Dalian Cosco KHI Ship Engineering (Dacks) has become the latest shipyard in China to join the MR tanker segment.

The Sino-Japanese yard has struck a deal with Taiping & Sinopec Financial Leasing (TSFL) for two fuel-efficient 50,000-dwt product carriers for delivery in 2027.

The Chinese leasing house said the newbuildings will help to ensure the stability of Sinopec Fuel Oil Co’s overseas oil transport supply chain.

They will also cover the transport of Sinopec Group’s refined oil business in Sri Lanka.

Shipbuilding sources said Shandong Shipping Tanker, the tanker arm of Shandong Shipping, will charter the two vessels.

TSFL is said to be paying around $45m each.

Dalian-based Dacks, a joint venture between China Cosco Shipping and Japanese shipbuilder Kawasaki Heavy Industries, was established in 2007 during the last market peak.

Equipped with two dry docks, Dacks has delivered 125 vessels, including VLCCs, VLOCs, mega-size container ships and midsize bulkers.

Clarksons’ Shipping Intelligence Network shows Dacks has 36 newbuildings on its orderbook, including six LNG dual-fuel VLCCs, as well as 10 container ships of 16,000 teu and 24,000 teu.
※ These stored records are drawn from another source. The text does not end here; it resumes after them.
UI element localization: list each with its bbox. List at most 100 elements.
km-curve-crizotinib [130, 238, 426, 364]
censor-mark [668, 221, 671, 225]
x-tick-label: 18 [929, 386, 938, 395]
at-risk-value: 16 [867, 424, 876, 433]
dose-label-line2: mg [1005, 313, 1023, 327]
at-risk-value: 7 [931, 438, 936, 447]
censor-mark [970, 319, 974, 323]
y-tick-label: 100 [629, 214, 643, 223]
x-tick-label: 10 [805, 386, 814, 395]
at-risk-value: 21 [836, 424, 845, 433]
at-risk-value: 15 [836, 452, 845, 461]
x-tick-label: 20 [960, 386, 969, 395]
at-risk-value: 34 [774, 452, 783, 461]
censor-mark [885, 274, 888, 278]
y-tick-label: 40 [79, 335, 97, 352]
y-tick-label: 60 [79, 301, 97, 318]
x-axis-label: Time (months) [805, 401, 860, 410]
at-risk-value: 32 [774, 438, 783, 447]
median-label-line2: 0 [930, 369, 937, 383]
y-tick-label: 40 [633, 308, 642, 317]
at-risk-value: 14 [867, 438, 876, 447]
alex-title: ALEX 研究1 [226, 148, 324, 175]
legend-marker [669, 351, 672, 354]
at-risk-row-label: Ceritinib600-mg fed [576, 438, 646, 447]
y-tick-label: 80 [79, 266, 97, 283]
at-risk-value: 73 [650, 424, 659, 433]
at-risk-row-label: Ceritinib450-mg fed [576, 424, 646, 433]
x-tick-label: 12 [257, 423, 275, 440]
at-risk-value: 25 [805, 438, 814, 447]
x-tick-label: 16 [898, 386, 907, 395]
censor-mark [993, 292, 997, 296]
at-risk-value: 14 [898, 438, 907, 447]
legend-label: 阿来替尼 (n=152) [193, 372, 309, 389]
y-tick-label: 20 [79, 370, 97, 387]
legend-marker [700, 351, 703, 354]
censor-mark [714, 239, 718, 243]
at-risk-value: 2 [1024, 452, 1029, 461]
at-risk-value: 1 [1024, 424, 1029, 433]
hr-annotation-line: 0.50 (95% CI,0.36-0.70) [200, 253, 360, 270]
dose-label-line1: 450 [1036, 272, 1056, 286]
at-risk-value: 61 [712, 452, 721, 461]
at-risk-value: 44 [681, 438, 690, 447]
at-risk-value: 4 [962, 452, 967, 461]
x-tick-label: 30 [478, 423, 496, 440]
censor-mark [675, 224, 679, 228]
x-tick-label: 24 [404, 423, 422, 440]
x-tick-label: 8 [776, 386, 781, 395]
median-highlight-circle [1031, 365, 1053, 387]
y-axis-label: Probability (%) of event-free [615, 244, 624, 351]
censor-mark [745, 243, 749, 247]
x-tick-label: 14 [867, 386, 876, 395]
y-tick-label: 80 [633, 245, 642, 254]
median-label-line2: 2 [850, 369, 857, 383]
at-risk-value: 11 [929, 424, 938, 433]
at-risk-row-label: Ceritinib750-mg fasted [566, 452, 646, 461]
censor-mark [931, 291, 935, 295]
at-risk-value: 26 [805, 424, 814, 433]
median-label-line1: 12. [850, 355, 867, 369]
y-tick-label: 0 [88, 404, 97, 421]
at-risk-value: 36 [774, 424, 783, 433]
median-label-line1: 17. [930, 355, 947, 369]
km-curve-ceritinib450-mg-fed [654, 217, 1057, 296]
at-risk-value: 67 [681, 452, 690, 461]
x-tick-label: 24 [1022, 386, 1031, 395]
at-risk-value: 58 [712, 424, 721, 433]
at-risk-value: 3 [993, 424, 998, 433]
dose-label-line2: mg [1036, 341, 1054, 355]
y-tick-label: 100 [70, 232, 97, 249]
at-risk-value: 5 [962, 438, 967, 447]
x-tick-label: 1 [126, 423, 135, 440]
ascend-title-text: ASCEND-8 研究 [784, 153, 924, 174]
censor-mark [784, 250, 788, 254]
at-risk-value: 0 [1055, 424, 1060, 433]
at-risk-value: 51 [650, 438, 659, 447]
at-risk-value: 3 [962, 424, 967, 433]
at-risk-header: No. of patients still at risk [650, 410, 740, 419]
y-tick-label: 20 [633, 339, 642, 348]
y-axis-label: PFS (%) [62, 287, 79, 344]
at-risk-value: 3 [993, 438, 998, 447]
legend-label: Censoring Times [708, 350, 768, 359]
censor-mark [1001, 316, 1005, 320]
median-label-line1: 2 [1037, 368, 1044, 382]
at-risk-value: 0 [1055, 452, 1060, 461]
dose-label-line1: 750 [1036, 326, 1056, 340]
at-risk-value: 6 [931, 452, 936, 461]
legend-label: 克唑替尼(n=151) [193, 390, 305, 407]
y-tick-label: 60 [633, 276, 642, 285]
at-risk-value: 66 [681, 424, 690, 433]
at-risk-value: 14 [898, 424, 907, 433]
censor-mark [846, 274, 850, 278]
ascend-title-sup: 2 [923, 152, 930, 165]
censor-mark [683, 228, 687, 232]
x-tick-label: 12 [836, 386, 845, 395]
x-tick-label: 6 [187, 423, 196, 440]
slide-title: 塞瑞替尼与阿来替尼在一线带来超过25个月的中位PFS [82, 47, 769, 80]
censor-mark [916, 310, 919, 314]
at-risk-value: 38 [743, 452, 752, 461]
The rest are kamsarmax and ultramax bulkers.

Several shipyards in China have moved into the MR segment in the past two years as appetite for tanker orders has risen, and the ship type can deliver a higher value than handymax bulkers.

Yangzijiang Shipbuilding, Zhoushan Changhong International Shipyard, Wuhu Shipyard, Penglai Zhongbai Jinglu Ship Industry, Lianyungang Wuzhou Shipbuilding and Huanghai Shipbuilding are all newcomers to the MR market.